Acabo de comprar una isla. Esta frase, dicha así, suena petulante y en parte es falsa. Lo que adquirí fue un espacio abierto de menos de noventa metros cuadrados frente a una pequeña isla de verdes paradisíacos. Para tener una idea más precisa de sus proporciones vírgenes, basta imaginar que se puede circunnavegar en un Cayak a remo doble en una hora y media, si la mar está tranquila y se hace a ritmo continuo y sostenido. El pequeño departamento, para los estándares del norte del continente americano, es lo que se ha dado en llamar un «Loft»; aunque el origen de la finca fue una hacienda mexicana y no un pabellón industrial, el espacio del pequeño piso es todo abierto, con muros solamente en el baño. Cosa curiosa, siempre quise habitar un sitio sin tabiques. Una «Casa en el aire» como la del libro de poemas que Margarita Paz Paredes escribió en los Planes de Renderos en San Salvador (donde ahora habita el mejor pintor centroamericano, Roberto Huezo) o como la imaginada en el famoso «Vallenato» del colombiano Escalona.

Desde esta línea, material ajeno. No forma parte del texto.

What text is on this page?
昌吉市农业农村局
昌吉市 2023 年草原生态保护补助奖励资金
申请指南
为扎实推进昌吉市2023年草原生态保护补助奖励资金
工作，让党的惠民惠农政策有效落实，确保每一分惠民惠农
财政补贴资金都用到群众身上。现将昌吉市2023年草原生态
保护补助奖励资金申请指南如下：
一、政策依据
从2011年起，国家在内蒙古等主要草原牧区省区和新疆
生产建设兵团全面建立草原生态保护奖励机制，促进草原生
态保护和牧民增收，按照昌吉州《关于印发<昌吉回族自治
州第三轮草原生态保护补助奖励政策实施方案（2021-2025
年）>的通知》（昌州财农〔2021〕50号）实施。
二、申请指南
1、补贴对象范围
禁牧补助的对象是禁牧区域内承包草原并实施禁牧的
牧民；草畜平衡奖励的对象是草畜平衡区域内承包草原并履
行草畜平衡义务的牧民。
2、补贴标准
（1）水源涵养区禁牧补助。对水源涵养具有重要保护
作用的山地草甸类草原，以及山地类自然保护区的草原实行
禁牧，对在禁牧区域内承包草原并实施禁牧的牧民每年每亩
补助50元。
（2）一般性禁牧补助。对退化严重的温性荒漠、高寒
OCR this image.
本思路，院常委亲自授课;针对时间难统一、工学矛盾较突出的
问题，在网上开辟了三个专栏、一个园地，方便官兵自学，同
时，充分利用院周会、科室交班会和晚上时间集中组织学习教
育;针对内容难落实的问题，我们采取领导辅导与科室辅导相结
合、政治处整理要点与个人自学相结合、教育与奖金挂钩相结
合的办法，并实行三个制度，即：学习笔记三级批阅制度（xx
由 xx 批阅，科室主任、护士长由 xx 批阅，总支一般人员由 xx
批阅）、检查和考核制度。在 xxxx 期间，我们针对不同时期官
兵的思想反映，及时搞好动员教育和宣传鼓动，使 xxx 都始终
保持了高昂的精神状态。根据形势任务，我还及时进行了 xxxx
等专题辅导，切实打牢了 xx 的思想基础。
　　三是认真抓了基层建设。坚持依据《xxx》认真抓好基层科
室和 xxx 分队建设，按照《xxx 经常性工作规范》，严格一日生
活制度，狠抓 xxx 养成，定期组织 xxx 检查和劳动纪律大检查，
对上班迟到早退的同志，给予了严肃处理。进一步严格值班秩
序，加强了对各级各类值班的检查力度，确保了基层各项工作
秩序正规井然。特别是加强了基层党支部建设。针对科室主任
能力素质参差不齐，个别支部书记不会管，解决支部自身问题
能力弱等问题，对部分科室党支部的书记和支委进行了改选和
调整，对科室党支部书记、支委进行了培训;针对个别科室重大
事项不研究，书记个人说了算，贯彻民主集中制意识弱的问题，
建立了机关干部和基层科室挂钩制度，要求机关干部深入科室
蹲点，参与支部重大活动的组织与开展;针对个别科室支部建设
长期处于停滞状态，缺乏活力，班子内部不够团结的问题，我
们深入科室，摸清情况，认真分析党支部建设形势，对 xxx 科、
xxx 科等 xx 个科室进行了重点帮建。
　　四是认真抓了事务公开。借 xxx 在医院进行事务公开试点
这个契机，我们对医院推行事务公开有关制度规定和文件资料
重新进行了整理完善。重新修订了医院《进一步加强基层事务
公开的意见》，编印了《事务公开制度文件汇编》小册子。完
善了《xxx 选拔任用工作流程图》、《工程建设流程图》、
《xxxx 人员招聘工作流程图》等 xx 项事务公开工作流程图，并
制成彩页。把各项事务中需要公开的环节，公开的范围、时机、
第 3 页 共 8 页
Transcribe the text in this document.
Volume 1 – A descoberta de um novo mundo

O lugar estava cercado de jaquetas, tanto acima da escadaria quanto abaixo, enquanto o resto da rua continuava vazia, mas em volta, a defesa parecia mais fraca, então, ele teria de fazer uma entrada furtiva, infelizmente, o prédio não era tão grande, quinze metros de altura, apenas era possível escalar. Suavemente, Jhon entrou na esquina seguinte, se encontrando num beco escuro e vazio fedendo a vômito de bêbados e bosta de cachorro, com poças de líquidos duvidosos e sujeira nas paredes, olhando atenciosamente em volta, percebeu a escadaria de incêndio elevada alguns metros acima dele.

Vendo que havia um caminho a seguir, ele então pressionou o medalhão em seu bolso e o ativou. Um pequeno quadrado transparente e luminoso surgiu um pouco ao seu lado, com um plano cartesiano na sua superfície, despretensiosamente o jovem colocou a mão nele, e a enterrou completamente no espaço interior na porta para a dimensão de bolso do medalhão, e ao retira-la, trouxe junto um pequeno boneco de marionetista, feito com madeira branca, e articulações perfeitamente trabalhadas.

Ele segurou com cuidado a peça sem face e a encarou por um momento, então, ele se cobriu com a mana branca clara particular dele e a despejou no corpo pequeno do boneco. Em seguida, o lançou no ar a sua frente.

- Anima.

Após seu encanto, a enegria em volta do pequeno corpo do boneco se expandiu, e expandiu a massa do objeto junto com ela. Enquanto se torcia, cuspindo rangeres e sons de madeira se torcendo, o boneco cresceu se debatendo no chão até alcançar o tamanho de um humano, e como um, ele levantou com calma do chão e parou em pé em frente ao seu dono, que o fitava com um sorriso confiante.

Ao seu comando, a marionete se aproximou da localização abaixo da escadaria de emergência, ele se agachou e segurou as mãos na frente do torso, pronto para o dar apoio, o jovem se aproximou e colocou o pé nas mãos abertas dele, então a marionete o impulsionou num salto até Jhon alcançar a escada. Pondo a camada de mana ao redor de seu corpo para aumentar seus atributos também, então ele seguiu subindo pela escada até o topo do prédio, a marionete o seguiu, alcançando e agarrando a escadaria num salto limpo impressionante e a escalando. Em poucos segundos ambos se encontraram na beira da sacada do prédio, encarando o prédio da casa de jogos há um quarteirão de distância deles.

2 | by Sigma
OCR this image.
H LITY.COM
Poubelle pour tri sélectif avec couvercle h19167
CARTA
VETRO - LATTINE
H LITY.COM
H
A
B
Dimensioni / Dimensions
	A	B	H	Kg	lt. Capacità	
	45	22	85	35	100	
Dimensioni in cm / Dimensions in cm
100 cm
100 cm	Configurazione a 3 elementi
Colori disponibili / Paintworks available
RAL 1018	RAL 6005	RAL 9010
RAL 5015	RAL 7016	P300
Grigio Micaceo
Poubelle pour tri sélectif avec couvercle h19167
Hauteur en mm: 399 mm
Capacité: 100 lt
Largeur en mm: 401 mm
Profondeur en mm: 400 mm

El apartamento en cuestión, situado en una península de una ciudad marina del Pacífico, se asoma a una isla poblada solo de día por vacacionistas que dejan su peor impronta: detritus. No obstante, sigue conservando un paisaje, una flora y una fauna que podrían ser las mismas desde hace miles de años. La isla tiene eminencias significativas, ancladas en rocas gigantescas, artísticamente distribuidas. Y ésta no es una frase para adornar el texto. Lo digo porque he trabajado en un proyecto que llamo «Esculmares», producto de una observación minuciosa de sus riberas. Muchas de esas rocas enormes, del tamaño de un enorme monumento, son precisamente eso, una suerte de monolitos y esfinges talladas por los vientos, las lluvias, tormentas y las altas mareas. No se necesita mucha imaginación para otorgar características zoológicas a esas piedras que han pulido el sol y las eras. Sin embargo hay que reconocer que el bosque oculta los árboles y para subrayar el arte figurativo salvaje y natural de los rostros y animales que descubro, es necesario «aislar» las superficies. Hasta ahora lo he logrado de forma «virtual» es decir, a través de montajes fotográficos y partiendo de un ejemplo ¿influjo? artístico, en sentido inverso. Parto del modelo de la obra de Christo y de su mujer Jeanne Claude, que han adquirido reputación por cubrir edificios, puentes, islas, ríos, parques, «envolviéndolos» con lonas y telas. Lo mío es al revés: propongo cubrir las rocas o los fragmentos que contaminan las imágenes. Es una propuesta de «cubrir» para destacar, no para ocultar. Esta labor se inscribe en lo que muchos llaman arte «conceptual». Se trata de «intervenir» el paisaje sin «tocarlo» con elementos agresivos, como pinturas o resinas. Las telas que enmarquen las figuras seleccionadas tendrían que sujetarse con cuerdas marinas y con estacas clavadas en la arena. La exposición-instalación de «Esculmares», de encontrar eco el proyecto en instancias patrocinadoras, consistiría en una muestra efímera que solo podría observarse desde el mar, revelando la mano caprichosa y mágica de la naturaleza, combinada con la capacidad humana de fabular. El resultado final quedaría registrado en material fílmico que contendría el proceso entero para su difusión masiva.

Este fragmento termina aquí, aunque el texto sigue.